Historia rodziny Ulmów – aczkolwiek przecież niejedyna taka – jest najbardziej znana, gdy idzie o straszliwe konsekwencje udzielania pomocy Żydom podczas okupacji niemieckiej. Zawsze robiła na mnie ogromne wrażenie, we wszystkich swoich aspektach. I tym dotyczącym samej rodziny Ulmów, bardzo przecież jak na chłopów nietypowej – mamy tam i niezwykłe zainteresowanie, czyli fotografię, i nacisk na kształcenie swoich dzieci, i szczególną atmosferę tego domu, przebijającą ze wszystkich relacji. I tym dotyczącym decyzji o wzięciu Żydów pod swój dach. I zbrodniarzy, którzy bezpośrednio lub pośrednio przyczynili się do śmierci Ulmów, ich dzieci i ich gości: granatowego policjanta Włodzimierza Lesia, który Ulmów zdradził; żandarma Josepha Kokotta, Czecha, który zabijał; Eilerta Diekena, Austriaka, dowódcy oddziału żandarmerii, który dowodził pacyfikacją gospodarstwa, a później w Niemczech spokojnie doczekał śmierci w roku 1960, dysponując świadectwem denazyfikacji i pracując przez lata w policji.

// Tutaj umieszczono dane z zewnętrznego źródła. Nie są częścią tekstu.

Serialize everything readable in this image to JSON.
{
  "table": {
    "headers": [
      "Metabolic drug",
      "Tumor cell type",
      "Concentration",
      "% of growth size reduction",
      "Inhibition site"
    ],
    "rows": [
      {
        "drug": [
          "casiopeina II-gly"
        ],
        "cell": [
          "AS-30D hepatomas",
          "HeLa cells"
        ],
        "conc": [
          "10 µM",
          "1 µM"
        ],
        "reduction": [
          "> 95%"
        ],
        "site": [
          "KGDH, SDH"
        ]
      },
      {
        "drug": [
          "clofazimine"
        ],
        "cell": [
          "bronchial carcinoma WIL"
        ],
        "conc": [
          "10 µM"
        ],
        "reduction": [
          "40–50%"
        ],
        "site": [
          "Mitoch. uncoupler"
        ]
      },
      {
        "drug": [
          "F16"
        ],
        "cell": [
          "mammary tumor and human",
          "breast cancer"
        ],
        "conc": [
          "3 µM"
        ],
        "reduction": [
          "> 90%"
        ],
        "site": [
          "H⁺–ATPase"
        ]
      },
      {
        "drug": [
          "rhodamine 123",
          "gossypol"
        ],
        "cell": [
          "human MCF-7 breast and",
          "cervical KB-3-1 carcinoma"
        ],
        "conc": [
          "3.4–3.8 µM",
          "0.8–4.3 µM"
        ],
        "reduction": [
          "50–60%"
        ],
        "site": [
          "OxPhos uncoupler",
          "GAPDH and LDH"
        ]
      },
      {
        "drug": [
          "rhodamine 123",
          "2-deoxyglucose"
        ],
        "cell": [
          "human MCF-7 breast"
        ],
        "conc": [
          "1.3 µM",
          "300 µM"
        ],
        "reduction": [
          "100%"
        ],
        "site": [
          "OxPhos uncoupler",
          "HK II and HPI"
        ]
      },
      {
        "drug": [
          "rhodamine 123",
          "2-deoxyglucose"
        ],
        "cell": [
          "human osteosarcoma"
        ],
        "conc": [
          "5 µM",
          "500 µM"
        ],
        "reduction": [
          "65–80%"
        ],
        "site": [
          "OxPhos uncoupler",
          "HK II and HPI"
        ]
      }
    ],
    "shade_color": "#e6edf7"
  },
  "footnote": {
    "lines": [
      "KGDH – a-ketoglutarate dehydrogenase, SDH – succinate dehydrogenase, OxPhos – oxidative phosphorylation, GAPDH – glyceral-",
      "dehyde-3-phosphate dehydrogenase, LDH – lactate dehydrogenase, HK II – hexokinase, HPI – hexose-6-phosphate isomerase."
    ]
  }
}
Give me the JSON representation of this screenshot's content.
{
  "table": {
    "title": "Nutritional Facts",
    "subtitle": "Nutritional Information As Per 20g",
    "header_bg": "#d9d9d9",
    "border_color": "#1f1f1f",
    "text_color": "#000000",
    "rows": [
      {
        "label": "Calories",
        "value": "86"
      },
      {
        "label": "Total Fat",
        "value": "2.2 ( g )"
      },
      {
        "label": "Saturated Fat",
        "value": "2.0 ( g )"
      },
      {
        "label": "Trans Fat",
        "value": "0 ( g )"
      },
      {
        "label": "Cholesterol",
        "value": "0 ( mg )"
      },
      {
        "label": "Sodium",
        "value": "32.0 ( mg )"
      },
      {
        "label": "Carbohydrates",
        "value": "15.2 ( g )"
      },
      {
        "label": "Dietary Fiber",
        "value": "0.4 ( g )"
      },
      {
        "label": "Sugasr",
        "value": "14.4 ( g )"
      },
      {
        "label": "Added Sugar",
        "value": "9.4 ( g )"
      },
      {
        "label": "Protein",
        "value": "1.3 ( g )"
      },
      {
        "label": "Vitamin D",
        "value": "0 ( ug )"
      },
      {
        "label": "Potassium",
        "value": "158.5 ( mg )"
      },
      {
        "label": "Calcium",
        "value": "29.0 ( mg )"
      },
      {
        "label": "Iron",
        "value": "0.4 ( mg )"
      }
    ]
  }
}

Wiele osób te opinie uznało za skandaliczne czy obrzydliwe. Ja jednak nie mam poczucia, że w jakikolwiek sposób wykraczają poza ramy dyskusji. Natomiast głęboko się z nimi nie zgadzam, są bowiem oparte na całkowitym niezrozumieniu istoty czynu Ulmów. Dlatego sądzę, że warto się im przyjrzeć.
Przede wszystkim trzeba się zająć kwestią rozumienia odpowiedzialności. Wielokrotnie podkreślałem, że polityk nie ma prawa decydować na podstawie sentymentów za ludzi, za których odpowiada, ponieważ logika decyzji polityka jest kompletnie inna niż logika decyzji pojedynczego człowieka. Tutaj natomiast mamy właśnie ten drugi typ decyzji: na poziomie osoby, nie zbiorowości. Granica może być momentami niejasna: co w sytuacji, gdy decyzja dotyczy małej, ale jednak zbiorowości – np. kilku rodzin? Nie ma jednej odpowiedzi, wszystko jest indywidualne.
Ale w przypadku Ulmów sprawa jest jednoznaczna: decyzja o wzięciu Żydów pod swój dach została podjęta wspólnie przez małżonków, dzieci zaś w przypadku tego typu decyzji nie są podmiotowe. Rodzice mają prawo decydować w ich imieniu o tym, co uznają za ryzyko warte podjęcia, a co nie.
A jednak bohaterowie się znaleźli – i było ich bardzo wielu. Ulmowie byli bohaterami wyjątkowymi. Oni właśnie wykazali się heroizmem, i to na poziomie dla wielu niepojmowalnym. Jednak niepojmowanie go to nie powód, aby potępiać. Warto zauważyć, że gdyby iść tokiem myślenia krytyków decyzji Ulmów, należałoby potępić właściwie każdego, kto biorąc w czasie okupacji Żyda pod swój dach naraził kogokolwiek poza sobą samym. A przecież takich osób było mnóstwo.
Wyrażający opinie o tym, że Żydów nie warto było ratować, bo oni w większości nie ratowaliby Polaków, widzą tę sytuację w kategoriach kompletnie innych niż widzieli ją Ulmowie. Istotą czynu heroicznego generalnie jest to, że nie oczekuje się żadnych wzajemności. Ba, heroizm jest największy, gdy dobry uczynek dotyczy wroga. Tu nie było mowy o wrogach. Goldmanowie byli znajomymi Ulmów.
Druga zaś kwestia to ta, że Ulmowie w swoich gościach nie widzieli Żydów – widzieli w nich po prostu ludzi. Tu kryterium rasowe, a już zwłaszcza tworzące jakieś zasady odpowiedzialności zbiorowej i odnoszące się do tego, czy Żydzi w większości byli Polakom przychylni czy nie, jest całkowicie z innego porządku i nie ma nic do rzeczy.
Całkowity ciężar winy za to, co się wydarzyło 24 marca 1944 r. w Markowej, spada na sprawców. W żadnej mierze nie ponoszą go Ulmowie. Logika, którą posługują się ich krytycy, jest trafna w codziennym, zwykłym życiu. Może być zrozumiała i nie zasługuje na potępienie także w sytuacjach granicznych, ekstremalnych – lecz wtedy pojawia się także logika heroizmu. I ją też trzeba rozumieć.